Trying again, she heard his voice behind her, the vibration of it humming through his chest and into her own body.

“No.”

It wasn’t the usual groggy voice, more asleep than awake, complaining that she would dare to leave him alone in bed. It was determined, quiet but fully awake, telling rather than asking her to stay.

“Peter…”

“Stay and watch, okay?”

She didn’t know why. There was no reason to ‘stay and watch’, no argument to give onto why she should.

But he had asked, and she couldn’t think of a reason why she shouldn’t either, so she stayed, waiting until he would decide that it was okay for her to get up and begin her routines again.

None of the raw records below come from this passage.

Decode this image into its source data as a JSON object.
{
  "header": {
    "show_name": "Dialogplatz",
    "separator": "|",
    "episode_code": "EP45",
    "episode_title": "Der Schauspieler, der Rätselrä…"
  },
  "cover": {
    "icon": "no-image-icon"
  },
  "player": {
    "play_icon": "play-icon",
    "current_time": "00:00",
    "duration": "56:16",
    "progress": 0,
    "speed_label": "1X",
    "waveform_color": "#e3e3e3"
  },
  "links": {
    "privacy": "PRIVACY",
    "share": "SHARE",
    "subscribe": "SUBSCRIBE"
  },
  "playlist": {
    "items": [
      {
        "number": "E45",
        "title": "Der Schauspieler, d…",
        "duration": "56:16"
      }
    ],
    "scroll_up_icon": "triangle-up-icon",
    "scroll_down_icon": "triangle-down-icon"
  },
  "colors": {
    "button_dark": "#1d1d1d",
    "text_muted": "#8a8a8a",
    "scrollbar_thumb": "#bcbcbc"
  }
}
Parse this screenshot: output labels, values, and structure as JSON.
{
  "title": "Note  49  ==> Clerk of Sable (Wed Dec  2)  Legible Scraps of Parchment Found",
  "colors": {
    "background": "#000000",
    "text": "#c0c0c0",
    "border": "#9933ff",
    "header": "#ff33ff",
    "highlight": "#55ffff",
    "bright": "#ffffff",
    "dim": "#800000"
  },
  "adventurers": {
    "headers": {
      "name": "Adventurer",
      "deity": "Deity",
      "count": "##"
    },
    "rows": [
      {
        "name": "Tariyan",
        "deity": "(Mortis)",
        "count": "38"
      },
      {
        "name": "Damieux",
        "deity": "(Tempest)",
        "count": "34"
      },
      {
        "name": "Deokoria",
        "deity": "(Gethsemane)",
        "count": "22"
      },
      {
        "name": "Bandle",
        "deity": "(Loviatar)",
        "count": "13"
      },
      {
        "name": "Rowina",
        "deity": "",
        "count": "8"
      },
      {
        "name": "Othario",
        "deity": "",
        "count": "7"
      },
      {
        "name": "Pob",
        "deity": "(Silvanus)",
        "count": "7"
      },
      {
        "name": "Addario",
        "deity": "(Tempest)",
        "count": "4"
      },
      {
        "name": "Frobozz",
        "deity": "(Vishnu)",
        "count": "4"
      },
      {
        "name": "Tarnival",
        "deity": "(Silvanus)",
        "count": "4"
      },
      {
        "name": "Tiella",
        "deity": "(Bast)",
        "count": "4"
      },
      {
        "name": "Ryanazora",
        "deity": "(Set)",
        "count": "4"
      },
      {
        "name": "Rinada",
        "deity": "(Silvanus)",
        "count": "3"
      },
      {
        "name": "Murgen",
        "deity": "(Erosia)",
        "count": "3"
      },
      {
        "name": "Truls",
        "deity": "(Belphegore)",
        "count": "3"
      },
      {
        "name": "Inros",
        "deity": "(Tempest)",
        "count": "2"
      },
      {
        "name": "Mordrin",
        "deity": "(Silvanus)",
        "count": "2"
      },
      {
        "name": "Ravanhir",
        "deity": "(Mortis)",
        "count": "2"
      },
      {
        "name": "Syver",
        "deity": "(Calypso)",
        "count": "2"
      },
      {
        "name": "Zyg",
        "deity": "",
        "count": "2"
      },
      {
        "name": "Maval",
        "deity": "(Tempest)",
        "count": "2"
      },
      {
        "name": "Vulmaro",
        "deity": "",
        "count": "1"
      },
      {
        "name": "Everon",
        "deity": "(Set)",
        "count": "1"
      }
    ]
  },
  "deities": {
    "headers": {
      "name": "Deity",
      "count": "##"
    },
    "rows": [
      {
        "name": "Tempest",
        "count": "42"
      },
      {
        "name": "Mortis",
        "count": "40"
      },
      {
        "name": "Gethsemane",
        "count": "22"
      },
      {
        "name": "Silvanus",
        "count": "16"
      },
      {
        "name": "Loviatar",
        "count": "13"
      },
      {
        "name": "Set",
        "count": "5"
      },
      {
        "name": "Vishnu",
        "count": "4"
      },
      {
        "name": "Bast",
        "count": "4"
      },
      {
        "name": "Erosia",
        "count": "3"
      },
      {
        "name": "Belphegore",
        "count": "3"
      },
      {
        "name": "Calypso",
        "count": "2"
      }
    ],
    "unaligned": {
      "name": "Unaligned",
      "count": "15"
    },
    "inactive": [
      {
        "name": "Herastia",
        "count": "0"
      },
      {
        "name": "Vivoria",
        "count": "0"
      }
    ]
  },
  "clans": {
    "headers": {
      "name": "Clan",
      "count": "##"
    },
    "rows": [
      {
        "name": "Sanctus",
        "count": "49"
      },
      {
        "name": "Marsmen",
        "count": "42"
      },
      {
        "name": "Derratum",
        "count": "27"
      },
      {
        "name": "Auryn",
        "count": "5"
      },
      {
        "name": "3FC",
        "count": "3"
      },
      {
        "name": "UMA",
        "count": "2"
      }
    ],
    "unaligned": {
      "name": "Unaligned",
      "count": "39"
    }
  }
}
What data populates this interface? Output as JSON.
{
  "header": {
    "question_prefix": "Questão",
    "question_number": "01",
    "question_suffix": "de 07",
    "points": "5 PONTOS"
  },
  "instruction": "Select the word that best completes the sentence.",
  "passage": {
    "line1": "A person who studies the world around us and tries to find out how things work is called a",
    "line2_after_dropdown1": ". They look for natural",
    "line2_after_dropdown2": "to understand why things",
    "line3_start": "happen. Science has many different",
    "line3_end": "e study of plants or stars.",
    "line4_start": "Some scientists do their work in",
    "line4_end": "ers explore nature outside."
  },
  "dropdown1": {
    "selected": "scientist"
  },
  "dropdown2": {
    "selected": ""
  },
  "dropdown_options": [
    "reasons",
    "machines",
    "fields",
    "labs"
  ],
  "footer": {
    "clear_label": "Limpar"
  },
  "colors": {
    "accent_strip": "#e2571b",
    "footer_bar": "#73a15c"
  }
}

“You told me once that this is your favorite time of the day. Because the world was still full of promise.” She remembered that, and back then it had been true. But now? Now she didn’t have any ‘favorite’ anything, because that would need emotions, and those weren’t here anymore.

“Watch. I promise you, that the world is still full of promise, even if you don’t feel it right now.”

It wasn’t like she didn’t think that the world was suddenly all dark and cruel, or that there wasn’t anything out there. It was just, that she didn’t feel it anymore.

And still, she followed his request and looked outside the window, watching as the sun slowly made its way across the horizon, dying the sky into a color play of reds, pinks, oranges and blues.

She looked and – for a moment – felt something.

“Watch and hold on, okay?”

She watched, with Peter at her back pressing a kiss to the shell of her ear every once in a while, and his fingers warm over her stomach, as the sun rose and tried to really take it in, pulling at the memories of when she still felt, linking it together like a patchwork blanket.

The fleeting feeling inside of her was the thing she held on to, trying to put it into the patchwork as well, trying to follow Peter’s promise.

It wasn’t perfect, but maybe a start.

Her inside was still empty, but not as hollow as before anymore.

She let the sun rise, and the promise slowly took root.